Occasionally, the movie veers into the greater ’60s culture, such as when it briefly delves into the two events that are primarily regarded as buckets of cold water on the peace and love generation: the murder of Sharon Tate and the Altamont concert. All of a sudden, preconceived notions shifted. Long hair and bare feet could still signal a free-spirited peacenik, but that person could instead be a bloodthirsty cultist. David Crosby went out and bought a shotgun.
“…the documentary’s windblown attention span actually helps it chase the music.”
In exploring the musicians, their stories, and perspectives, Laurel Canyon: A Place In Time uses rare photographs, video, and music outtakes, or demos. A lot of this stuff you can probably find online, some easier than others, but it’s never bad to have it all in one package. Many of the stories are well-known to anyone with an interest in the era’s music, such as the love-quadrangle in the Mamas and the Papas.
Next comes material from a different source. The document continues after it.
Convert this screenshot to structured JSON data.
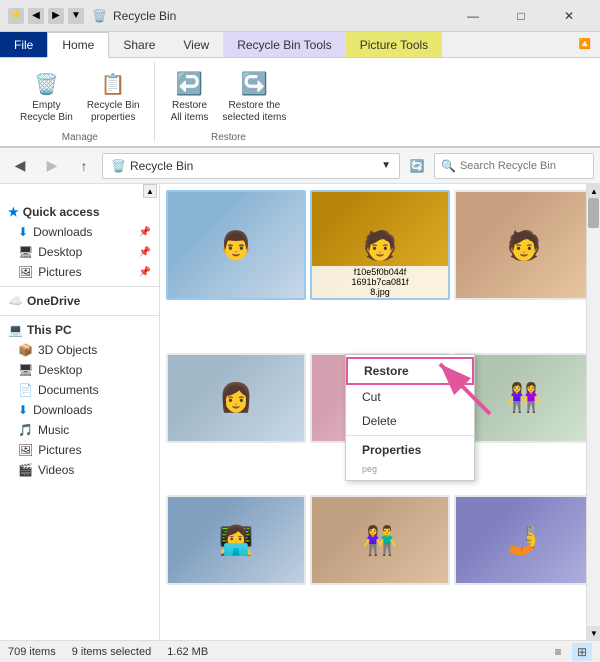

There is a great one I’d never heard before involving Bob Dylan’s attendance at a Crosby, Stills & Nash show.
At times, it seems like the ’60s happened to the people, rather than because of them. To quote Jim Morrison, “strange days have found us.” Several documentaries have come out in the last year that focus not just on the era’s music, but specifically the Laurel Canyon crowd, such as Echo in the Canyon, David Crosby: Remember My Name, Linda Ronstadt: The Sound of My Voice and Zappa. Laurel Canyon: A Place In Time takes a broader view, using the musicians as a rope to guide it through the fog. It arrives at more of an appreciation than an understanding.
Laurel Canyon: A Place In Time was scheduled to screen at the 2020 SXSW Film Festival.